Cuiabá, 31 de outubro de 2020

Paternidade Socioafetiva

Por: Ana Claudia Fortes - 8 de agosto de 2020

Advogada Carla Rachel Fonseca da Silva

Dia dos pais se aproximando, muita publicidade para esta data comemorativa que remete sempre a sentimentos e presentes, logo vem à mente o papel tão importante que um pai exerce na vida de um filho, e pouco importa se esse pai é biológico ou afetivo.

Quando há um vínculo sanguíneo entre pai e filho ocorre à paternidade biológica.
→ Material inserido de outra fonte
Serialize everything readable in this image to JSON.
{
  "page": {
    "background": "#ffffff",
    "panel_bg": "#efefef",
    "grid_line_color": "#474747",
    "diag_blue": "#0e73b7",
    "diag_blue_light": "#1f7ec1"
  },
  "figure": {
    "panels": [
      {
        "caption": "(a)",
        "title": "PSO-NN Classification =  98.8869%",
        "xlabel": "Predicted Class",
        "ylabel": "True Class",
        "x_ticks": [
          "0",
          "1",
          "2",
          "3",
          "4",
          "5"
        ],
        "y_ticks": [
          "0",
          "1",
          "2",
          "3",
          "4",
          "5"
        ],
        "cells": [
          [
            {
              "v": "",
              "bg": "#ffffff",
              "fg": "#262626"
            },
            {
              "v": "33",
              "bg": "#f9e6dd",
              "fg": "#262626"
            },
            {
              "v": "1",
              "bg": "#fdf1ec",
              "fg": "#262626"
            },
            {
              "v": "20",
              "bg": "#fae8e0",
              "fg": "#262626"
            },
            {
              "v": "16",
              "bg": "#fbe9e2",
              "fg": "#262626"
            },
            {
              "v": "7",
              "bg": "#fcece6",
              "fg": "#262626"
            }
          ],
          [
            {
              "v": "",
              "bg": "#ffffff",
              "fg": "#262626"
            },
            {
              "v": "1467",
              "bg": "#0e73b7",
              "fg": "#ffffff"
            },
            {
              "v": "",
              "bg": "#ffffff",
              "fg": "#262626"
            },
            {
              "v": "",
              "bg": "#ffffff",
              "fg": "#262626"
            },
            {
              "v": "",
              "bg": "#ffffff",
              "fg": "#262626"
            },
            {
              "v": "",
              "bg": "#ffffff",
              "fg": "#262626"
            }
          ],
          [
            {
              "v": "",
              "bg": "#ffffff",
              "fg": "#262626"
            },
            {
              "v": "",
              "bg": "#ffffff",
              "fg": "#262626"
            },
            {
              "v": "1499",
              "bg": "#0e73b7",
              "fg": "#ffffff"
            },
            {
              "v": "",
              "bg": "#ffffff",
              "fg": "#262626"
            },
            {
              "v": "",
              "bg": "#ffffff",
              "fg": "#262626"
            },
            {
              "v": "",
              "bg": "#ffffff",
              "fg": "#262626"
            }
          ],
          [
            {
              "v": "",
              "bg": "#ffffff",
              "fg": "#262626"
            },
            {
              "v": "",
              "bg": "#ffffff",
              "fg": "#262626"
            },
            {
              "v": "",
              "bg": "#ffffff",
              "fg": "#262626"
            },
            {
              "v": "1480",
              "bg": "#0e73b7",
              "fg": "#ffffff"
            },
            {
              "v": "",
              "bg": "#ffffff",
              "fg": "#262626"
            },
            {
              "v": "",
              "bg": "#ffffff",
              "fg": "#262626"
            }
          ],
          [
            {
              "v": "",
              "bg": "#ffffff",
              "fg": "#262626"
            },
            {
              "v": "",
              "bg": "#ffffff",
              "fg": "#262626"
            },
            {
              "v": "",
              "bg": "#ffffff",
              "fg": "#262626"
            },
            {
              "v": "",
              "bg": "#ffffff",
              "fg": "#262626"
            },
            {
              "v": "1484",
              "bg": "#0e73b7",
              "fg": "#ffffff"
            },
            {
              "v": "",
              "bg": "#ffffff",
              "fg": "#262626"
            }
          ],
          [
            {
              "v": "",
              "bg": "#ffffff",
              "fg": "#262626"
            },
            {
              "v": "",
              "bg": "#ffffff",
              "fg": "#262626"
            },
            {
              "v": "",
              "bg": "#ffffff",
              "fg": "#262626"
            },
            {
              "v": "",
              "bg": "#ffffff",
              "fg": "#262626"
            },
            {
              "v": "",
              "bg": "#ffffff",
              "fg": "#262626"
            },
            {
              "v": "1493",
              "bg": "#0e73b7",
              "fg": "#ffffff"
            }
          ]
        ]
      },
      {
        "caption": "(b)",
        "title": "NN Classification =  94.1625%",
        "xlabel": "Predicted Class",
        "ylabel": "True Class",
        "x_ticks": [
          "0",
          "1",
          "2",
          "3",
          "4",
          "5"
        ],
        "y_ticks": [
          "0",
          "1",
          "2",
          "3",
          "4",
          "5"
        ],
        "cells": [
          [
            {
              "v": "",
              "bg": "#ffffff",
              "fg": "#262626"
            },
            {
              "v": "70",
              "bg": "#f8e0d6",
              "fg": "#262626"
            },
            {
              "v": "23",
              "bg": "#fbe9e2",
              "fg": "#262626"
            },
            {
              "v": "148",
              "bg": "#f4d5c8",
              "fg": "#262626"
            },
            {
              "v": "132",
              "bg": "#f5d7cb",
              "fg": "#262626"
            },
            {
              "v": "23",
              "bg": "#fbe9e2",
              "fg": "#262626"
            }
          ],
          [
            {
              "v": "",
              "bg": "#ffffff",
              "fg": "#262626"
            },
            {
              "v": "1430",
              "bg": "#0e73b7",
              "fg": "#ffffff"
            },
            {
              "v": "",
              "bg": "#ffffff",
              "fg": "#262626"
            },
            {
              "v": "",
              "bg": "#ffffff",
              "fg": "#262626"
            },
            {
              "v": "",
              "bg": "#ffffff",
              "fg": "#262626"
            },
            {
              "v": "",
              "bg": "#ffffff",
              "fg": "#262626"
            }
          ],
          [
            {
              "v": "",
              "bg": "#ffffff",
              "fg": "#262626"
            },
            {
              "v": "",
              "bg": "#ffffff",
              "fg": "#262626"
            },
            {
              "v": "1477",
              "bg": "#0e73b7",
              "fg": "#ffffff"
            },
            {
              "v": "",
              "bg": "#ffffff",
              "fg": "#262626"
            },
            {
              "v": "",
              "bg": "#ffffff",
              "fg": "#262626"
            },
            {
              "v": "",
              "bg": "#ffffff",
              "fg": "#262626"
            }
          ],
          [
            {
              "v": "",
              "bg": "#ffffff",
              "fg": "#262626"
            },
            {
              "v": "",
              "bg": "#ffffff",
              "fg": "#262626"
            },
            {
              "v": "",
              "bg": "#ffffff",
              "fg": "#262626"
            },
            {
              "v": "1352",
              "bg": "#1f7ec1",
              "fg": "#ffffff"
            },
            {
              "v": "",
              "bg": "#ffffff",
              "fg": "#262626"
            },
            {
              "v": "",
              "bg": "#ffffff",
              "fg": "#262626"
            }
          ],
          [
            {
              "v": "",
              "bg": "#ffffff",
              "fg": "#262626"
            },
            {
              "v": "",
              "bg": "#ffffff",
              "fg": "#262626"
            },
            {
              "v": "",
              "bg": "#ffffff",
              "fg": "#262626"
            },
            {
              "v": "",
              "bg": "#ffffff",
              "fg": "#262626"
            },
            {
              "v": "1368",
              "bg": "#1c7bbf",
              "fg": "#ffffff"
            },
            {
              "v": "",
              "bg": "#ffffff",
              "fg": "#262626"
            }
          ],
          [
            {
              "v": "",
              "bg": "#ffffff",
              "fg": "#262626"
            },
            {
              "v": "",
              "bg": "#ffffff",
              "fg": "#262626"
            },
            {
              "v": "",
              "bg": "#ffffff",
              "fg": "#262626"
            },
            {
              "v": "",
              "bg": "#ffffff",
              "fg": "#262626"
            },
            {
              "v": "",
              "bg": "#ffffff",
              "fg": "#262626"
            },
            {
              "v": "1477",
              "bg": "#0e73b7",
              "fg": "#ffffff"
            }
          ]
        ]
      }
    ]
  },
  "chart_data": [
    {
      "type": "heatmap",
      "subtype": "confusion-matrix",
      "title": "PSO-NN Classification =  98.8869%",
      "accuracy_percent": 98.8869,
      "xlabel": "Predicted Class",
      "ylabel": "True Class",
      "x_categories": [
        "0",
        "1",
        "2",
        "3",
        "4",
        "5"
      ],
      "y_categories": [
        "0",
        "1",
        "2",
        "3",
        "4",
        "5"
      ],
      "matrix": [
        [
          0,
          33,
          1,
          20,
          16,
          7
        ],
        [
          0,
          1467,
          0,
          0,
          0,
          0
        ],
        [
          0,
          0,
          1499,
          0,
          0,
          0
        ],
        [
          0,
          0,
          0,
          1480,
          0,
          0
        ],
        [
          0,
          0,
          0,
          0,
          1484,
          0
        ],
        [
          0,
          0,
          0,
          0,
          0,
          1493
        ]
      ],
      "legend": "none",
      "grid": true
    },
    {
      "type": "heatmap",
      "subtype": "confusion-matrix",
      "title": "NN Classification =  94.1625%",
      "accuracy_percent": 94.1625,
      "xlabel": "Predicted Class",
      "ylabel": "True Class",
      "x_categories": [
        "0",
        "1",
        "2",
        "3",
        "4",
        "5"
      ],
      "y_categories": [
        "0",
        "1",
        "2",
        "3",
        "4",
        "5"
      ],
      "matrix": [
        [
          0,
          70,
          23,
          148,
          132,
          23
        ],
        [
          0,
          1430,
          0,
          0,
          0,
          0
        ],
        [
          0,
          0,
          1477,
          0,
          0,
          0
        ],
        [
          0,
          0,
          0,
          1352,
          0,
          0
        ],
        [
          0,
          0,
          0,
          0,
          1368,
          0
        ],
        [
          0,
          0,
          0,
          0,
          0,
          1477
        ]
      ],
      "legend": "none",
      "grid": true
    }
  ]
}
E quando não decorrem da origem genética, mas sim, de laços de amor, carinho, uma relação abalizada em afeto e voluntariedade, ocorre à paternidade socioafetiva tornando-se indiferente a ligação entre sangue e afeto, tendo em vista estarem constitucionalmente em igualdade jurídica.

Paternidade socioafetiva é o reconhecimento jurídico da paternidade com base no afeto, sem que haja vínculo de sangue ou de adoção entre as partes, que se inicia a partir de um convívio social com o nascimento do afeto, essa modalidade de filiação surge dentro de um conceito mais moderno e atual de família, somente na atualidade, é que a família socioafetiva paternal obteve um alcance social e jurídico, pois é inevitável a sua inserção na sociedade presente.

Até 2002 era reconhecido somente o parentesco consanguíneo ou por adoção, foi o Código Civil vigente desde o ano de 2013 que trouxe a inovação ao prever em seu art. 1.593 que “o parentesco é natural ou civil, conforme resulte de consanguinidade ou outra origem”.

O pai afetivo é aquele que age de forma efetiva com a figura do pai, é aquele em que a criança vê como o pai dela, vê nele a figura de confiança, e principalmente de afeto, ou seja, a paternidade afetiva é uma relação construída pelo cotidiano com a criança de forma cultural e psicológica. A constância da relação entre pais e filhos caracteriza uma paternidade que existe não pelo simples fato biológico ou por força de presunção legal, mas em decorrência de uma convivência afetiva.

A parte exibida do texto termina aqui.